Susan McIntosh said Tartan Day had no significance for Scots, was poorly-attended, and barely noticed by the media.
Ms McIntosh, until recently the president of the North Carolina-based Council of Scottish Clans & Associations, said the event should go back to the drawing board.
The 17th parade took place through the streets of the city on April 11.
Designed to appeal to the 14 million Americans who claim Scottish ancestry, the event is possibly best known in Scotland for former First Minister Jack McConnell’s decision to attend wearing a pin-striped kilt and Jacobite shirt.
Ms McIntosh, writing in Scots Heritage magazine, claimed the event was an “unfortunate mongrel of a commemoration”, “poorly attended” and “media thin” compared with other “ethnic hoedowns”.

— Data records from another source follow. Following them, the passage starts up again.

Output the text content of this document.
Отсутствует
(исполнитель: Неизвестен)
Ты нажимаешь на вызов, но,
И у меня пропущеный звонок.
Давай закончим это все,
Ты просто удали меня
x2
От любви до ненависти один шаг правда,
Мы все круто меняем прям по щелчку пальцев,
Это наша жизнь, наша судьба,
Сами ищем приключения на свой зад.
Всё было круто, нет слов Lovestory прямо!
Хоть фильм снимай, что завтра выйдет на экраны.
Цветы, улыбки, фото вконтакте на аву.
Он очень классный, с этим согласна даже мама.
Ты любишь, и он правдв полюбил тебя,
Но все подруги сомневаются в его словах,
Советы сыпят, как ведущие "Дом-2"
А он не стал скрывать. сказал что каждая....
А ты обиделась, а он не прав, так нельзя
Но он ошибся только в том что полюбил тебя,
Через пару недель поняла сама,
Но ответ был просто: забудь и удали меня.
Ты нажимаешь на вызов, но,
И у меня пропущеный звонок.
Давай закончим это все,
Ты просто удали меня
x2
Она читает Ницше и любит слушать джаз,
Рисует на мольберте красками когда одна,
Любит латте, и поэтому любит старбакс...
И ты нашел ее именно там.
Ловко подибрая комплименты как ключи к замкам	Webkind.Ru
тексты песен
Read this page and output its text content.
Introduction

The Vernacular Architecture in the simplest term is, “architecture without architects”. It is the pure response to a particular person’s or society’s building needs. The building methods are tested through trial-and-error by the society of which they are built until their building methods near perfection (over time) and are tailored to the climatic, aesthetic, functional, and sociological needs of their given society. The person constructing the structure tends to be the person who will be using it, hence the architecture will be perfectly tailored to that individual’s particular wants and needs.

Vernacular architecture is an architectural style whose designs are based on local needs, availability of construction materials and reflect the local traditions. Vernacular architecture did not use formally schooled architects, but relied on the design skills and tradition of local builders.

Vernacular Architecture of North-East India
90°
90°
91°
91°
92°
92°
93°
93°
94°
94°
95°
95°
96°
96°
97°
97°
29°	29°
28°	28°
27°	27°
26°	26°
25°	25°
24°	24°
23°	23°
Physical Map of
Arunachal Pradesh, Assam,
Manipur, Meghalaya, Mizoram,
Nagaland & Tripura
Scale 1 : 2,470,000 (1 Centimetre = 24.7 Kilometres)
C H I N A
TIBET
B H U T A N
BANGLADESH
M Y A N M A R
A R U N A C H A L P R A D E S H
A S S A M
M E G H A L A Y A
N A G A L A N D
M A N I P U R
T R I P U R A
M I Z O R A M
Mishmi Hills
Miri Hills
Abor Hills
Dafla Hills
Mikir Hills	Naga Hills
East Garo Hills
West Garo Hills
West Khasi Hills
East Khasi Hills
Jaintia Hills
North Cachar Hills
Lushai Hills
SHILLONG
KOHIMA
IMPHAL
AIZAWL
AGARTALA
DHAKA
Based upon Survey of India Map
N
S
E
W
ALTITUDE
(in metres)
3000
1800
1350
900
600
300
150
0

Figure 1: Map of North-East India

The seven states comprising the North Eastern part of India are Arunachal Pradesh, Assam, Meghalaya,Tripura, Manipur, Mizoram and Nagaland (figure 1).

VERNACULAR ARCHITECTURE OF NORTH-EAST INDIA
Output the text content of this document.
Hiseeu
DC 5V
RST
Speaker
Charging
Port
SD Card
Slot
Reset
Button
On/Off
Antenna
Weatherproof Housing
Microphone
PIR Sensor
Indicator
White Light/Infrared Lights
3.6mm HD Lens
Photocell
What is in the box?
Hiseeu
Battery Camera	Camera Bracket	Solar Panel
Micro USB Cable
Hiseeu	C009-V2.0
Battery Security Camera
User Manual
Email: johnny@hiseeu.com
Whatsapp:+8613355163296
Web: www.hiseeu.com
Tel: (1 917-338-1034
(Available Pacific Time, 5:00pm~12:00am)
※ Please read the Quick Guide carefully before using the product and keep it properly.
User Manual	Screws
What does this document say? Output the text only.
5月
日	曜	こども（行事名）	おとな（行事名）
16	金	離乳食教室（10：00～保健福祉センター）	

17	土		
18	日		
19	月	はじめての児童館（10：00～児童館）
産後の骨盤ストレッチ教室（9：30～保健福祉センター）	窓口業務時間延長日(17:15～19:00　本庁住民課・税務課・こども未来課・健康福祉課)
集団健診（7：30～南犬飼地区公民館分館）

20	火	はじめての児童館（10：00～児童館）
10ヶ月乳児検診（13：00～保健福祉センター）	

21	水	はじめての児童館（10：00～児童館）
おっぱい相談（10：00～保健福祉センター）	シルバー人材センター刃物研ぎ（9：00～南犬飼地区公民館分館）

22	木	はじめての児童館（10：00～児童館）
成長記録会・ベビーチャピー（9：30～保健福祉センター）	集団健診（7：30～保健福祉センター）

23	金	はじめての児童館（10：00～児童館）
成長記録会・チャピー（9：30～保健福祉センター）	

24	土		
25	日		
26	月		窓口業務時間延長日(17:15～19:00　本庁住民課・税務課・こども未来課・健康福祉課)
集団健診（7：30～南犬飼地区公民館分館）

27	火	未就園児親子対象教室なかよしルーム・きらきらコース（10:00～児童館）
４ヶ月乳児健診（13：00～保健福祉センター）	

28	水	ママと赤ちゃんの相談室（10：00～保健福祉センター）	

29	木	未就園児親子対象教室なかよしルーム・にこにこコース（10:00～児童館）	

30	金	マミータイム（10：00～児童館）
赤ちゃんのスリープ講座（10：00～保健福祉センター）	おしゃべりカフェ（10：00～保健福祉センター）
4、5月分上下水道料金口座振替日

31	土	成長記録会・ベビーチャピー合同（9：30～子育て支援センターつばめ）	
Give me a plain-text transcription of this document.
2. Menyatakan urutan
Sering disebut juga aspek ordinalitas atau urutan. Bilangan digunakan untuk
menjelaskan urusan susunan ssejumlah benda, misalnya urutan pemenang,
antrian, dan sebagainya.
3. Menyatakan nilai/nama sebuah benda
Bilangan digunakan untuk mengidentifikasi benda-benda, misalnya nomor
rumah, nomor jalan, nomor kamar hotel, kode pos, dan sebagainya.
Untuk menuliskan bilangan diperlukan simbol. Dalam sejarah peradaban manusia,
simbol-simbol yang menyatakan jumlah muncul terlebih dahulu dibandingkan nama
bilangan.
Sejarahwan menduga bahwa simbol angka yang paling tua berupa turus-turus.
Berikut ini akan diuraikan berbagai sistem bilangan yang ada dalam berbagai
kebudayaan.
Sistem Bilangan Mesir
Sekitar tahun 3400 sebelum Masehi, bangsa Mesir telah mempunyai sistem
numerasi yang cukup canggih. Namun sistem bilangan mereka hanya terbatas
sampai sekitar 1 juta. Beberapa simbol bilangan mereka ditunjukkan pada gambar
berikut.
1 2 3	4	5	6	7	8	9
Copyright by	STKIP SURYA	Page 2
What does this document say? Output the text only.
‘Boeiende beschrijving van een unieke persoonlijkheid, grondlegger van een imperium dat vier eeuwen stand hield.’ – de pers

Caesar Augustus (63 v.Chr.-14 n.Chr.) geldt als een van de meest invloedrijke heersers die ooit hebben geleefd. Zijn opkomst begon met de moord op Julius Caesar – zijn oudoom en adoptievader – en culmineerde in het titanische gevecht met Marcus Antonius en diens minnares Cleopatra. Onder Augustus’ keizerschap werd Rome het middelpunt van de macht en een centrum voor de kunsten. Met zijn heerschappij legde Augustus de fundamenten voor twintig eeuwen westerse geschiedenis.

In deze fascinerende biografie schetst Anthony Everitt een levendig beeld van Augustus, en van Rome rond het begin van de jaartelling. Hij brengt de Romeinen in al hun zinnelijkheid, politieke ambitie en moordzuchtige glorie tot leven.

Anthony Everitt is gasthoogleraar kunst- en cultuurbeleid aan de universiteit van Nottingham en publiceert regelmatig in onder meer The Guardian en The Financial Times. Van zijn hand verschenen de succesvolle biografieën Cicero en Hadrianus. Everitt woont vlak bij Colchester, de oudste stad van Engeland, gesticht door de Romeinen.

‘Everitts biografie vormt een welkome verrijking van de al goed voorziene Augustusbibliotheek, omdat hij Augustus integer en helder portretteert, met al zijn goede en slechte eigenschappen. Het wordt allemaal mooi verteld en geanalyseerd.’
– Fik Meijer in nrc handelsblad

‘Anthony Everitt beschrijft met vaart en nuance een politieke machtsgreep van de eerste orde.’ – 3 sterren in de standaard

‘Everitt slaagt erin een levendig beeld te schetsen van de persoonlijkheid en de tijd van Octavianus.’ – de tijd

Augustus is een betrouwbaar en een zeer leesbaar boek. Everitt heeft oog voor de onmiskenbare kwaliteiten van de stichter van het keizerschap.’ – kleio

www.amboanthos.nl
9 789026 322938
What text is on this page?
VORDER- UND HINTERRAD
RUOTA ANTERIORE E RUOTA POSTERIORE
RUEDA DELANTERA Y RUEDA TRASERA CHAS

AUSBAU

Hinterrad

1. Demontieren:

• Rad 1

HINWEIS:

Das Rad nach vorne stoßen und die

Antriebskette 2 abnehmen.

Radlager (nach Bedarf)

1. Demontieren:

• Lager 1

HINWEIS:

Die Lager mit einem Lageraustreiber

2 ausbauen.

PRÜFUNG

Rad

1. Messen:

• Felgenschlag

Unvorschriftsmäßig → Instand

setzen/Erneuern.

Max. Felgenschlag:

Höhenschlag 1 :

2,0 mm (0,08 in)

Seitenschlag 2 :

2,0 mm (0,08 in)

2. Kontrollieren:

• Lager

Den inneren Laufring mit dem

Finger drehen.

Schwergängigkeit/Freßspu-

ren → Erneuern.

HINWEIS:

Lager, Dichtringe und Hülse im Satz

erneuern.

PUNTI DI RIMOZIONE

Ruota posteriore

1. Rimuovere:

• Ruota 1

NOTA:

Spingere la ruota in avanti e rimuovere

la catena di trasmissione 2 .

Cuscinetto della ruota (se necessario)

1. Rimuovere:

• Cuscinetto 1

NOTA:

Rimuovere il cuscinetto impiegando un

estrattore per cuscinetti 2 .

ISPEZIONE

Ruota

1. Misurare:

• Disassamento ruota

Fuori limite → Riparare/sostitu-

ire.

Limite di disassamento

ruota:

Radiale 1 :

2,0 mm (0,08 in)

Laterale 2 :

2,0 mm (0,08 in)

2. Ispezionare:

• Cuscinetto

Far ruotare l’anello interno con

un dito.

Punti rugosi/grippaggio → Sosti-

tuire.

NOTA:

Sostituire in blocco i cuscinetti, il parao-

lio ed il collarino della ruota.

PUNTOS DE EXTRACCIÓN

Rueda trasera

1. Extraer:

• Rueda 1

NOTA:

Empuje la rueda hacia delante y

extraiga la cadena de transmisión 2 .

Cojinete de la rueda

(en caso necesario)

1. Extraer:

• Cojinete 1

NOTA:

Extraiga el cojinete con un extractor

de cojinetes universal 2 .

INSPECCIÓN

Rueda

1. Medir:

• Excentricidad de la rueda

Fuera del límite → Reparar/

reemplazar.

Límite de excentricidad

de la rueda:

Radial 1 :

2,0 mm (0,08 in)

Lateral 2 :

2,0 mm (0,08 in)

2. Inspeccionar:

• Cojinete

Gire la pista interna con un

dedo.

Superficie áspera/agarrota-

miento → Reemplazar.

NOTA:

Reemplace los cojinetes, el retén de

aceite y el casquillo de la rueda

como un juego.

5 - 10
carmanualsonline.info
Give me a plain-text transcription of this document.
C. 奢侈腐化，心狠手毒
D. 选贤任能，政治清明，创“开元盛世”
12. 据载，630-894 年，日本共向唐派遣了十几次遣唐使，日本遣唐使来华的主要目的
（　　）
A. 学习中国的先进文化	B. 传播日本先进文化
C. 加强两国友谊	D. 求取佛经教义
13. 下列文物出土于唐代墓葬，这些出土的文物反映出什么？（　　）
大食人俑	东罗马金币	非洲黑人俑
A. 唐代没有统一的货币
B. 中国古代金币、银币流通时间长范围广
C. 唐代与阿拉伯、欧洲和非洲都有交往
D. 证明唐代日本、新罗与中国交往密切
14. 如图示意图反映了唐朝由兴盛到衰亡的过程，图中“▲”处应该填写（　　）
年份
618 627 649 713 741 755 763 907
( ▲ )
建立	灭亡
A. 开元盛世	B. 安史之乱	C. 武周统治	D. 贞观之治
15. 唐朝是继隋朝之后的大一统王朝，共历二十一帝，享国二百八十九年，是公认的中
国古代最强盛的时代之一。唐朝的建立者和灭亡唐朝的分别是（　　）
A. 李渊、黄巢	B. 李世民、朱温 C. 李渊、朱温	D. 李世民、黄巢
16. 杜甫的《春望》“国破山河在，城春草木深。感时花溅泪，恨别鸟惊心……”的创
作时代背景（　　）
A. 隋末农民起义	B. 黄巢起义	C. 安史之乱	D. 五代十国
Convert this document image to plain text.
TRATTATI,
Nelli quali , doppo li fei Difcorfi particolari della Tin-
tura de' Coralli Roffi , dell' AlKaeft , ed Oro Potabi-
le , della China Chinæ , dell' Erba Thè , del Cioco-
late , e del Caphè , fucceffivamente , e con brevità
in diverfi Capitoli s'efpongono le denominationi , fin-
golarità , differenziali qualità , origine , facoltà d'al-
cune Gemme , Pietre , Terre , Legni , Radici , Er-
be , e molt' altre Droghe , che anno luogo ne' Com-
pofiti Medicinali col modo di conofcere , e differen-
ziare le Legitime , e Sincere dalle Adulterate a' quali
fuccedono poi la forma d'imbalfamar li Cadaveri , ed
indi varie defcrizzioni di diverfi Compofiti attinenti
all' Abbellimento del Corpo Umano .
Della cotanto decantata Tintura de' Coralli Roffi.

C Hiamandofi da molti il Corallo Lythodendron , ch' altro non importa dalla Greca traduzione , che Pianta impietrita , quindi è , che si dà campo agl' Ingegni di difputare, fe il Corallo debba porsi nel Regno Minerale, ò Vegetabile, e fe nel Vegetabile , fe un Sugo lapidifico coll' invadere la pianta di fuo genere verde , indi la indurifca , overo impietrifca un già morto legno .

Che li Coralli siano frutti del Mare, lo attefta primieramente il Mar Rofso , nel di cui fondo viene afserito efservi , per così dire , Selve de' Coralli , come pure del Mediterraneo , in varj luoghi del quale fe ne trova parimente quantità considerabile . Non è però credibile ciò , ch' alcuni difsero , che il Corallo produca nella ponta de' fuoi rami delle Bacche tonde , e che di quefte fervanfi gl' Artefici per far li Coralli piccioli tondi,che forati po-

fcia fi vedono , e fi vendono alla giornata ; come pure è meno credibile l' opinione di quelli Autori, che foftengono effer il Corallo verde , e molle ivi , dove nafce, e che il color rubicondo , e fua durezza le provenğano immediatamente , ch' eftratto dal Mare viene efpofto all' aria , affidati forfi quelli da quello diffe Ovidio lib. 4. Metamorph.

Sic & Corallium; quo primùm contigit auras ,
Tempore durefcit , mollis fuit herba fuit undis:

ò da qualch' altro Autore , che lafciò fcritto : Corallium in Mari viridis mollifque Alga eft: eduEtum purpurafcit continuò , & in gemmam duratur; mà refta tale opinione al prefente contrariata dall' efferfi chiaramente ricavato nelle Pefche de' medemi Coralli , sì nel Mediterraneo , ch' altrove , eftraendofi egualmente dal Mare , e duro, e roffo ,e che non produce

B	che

According to Ms McIntosh, part of the problem for the Scots-American celebration was a decision by congress in 2008 to officially anoint April 6 as a Tartan Day based on a “flawed interpretation” of the US Declaration of Independence.
“The line connecting the Declaration of Independence and the Declaration of Arbroath is faint at best and totally made up at worst,” she said.
“Yet it is the line that dominates our celebrations.”
To make matters worse, this year’s parade had been held on April 11 - a “day of no significance to Scots”.
Ms McIntosh, secretary of the board of the Clan McIntosh North American Society, added: “Let’s start over. Let’s think bigger. Let’s begin from the ancestral Scottish grassroots and build upward.
“Let’s work with Scots all across the globe to craft a Scottish celebration of which we can all be proud.
“How about a global Outlander Day?”
An Edinburgh-based promoter agreed with Ms McIntosh and said that Tartan Day “doesn’t resonate with young Scots”.
The promoter, who asked to remain anonymous, added: “I know young designers who won’t go to Tartan Week because it’s just not relevant.”
However, Alan Bain, chairman of the American Scottish Foundation - the organiser of New York’s Tartan Day parade - insisted Ms McIntosh’s views were “misguided” and “misinformed”.
He said that this month’s event was their “biggest parade ever” with contingents from eight Scottish universities marching, which showed that it was relevant to contemporary Scotland.
However, one million people turned out to watch New York’s Columbus Day parade to celebrate the Italian-American culture.
Twice as many again turned out to commemorate St Patrick’s Day.